O defensor afirmou ainda que passou a identificar, em 2021, a “face predatória” da Braskem quando a mineradora, segundo ele, começou a praticar uma proposta de “acordo casado” ao propor essa indenização moral tabelada em R$ 40 mil por residência, independentemente do número de pessoas residentes no imóvel. Ou seja, uma família com duas pessoas em casa, recebeu o mesmo valor da indenização por dano moral pago a uma família com dez pessoas residindo sob o mesmo teto.

“Na prática é uma proposta casada. A empresa dizia assim: ‘Ou você aceita isso ou não tem acordo nenhum. A gente não faz meio acordo. Aí vocês vão para a Justiça’. E na Justiça, como todos sabem, o processo é mais demorado”, exemplificou o defensor público.
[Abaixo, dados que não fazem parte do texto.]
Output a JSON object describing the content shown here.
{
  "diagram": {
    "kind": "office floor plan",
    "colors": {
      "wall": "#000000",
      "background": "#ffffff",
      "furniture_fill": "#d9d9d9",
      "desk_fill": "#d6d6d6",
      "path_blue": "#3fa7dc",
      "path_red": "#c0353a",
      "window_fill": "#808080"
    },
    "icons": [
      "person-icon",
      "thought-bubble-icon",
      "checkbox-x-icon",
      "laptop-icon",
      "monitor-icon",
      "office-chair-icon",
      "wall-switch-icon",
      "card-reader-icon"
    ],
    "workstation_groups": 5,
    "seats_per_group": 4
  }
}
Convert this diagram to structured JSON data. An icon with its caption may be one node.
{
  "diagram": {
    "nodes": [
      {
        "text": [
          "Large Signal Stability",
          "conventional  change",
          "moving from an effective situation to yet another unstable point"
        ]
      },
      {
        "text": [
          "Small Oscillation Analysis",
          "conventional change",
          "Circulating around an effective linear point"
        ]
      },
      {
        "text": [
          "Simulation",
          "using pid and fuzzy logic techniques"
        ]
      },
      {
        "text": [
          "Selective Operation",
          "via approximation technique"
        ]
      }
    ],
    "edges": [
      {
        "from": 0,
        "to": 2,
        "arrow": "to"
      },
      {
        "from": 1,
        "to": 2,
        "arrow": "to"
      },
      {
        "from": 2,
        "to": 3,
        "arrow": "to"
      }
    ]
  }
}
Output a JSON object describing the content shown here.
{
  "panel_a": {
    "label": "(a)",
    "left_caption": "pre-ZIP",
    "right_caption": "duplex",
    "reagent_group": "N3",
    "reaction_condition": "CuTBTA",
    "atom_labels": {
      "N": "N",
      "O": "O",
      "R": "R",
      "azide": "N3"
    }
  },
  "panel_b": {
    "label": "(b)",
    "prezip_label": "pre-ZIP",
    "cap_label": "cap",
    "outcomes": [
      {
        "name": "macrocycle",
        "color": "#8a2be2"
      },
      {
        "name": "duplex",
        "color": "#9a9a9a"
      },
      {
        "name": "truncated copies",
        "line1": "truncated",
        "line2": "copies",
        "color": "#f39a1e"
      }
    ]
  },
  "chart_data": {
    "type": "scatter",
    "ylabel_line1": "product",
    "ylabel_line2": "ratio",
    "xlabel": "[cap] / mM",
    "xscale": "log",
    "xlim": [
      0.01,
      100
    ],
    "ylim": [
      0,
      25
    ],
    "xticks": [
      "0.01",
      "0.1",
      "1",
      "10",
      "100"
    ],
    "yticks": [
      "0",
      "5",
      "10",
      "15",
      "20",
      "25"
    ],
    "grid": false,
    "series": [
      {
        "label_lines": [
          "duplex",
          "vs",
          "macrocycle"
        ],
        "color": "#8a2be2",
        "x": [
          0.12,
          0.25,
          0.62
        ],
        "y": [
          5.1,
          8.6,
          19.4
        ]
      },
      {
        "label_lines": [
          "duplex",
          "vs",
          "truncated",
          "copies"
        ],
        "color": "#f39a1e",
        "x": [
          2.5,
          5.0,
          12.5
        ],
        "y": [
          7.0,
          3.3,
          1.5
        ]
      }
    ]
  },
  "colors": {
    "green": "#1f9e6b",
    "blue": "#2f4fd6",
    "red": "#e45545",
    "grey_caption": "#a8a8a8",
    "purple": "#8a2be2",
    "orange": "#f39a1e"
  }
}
Ele disse ainda que nenhum acordo está imune à revisão posterior, visto que, todos eles foram feitos “para um olhar daquele momento”, com a urgência da desapropriação exigida e dentro daquelas possibilidades que se apresentavam.

Ricardo Melro, da Defensoria do Estado, e Diego Alves, da Defensoria da União, começaram a atuar no Caso Braskem em 2019, a partir do momento em que foi atestada, pelo Serviço Geológico do Brasil (SGB) e pela Defesa Civil nacional, a causa do afundamento do solo e atribuída a responsabilidade à empresa Braskem.

A partir daquele momento, a Defensoria Pública da União, a Defensora Pública e o Ministério Público de Alagoas e o Ministério Público Federal passaram a atuar numa força tarefa para conseguir, com a urgência que o caso necessitava, algum bloqueio financeiro da empresa e assim conseguir um equilíbrio na negociação de um possível acordo benéfico para as vítimas, com uma desocupação digna.

Até o momento, cerca de 60 mil pessoas tiveram que deixar suas casas às pressas, à medida que o risco de desabamento se espalhava pelos bairros de Pinheiro, Mutange, Bebedouro, Bom Parto e Farol. Proprietários de cerca de 16 mil imóveis, que estão dentro dessa área de risco, firmaram acordo individual para serem atendidos pelo programa de compensação financeira com a Braskem.

DANO MORAL

Questionado pelo senador Rodrigo Cunha, sobre quais fatores foram levados em conta para calcular a indenização por dano moral, Diego Alves esclareceu que, no acordo coletivo, não foram fixados valores a título de dano moral, até por ser um fator individual e subjetivo.

“O que deixamos pactuado é que a indenização precisava ser adequada, precisava ser justa, precisava reparar integralmente as vítimas que foram forçadas a desocupar os imóveis. Então, não houve o aval da DPU nem das demais instituições públicas para fixar um valor de dano moral pelo núcleo familiar e tabelado”, esclareceu Diego, em seu depoimento à CPI, na última quarta-feira.

Concluída a sessão, em entrevista à imprensa, os senadores integrantes da Comissão foram unânimes em defender a reformulação dos acordos. Nesse ponto, nós concordamos com os defensores públicos, esses acordos precisam ser revistos”, afirmou o relator da Comissão, Rogério Carvalho, do PT sergipano.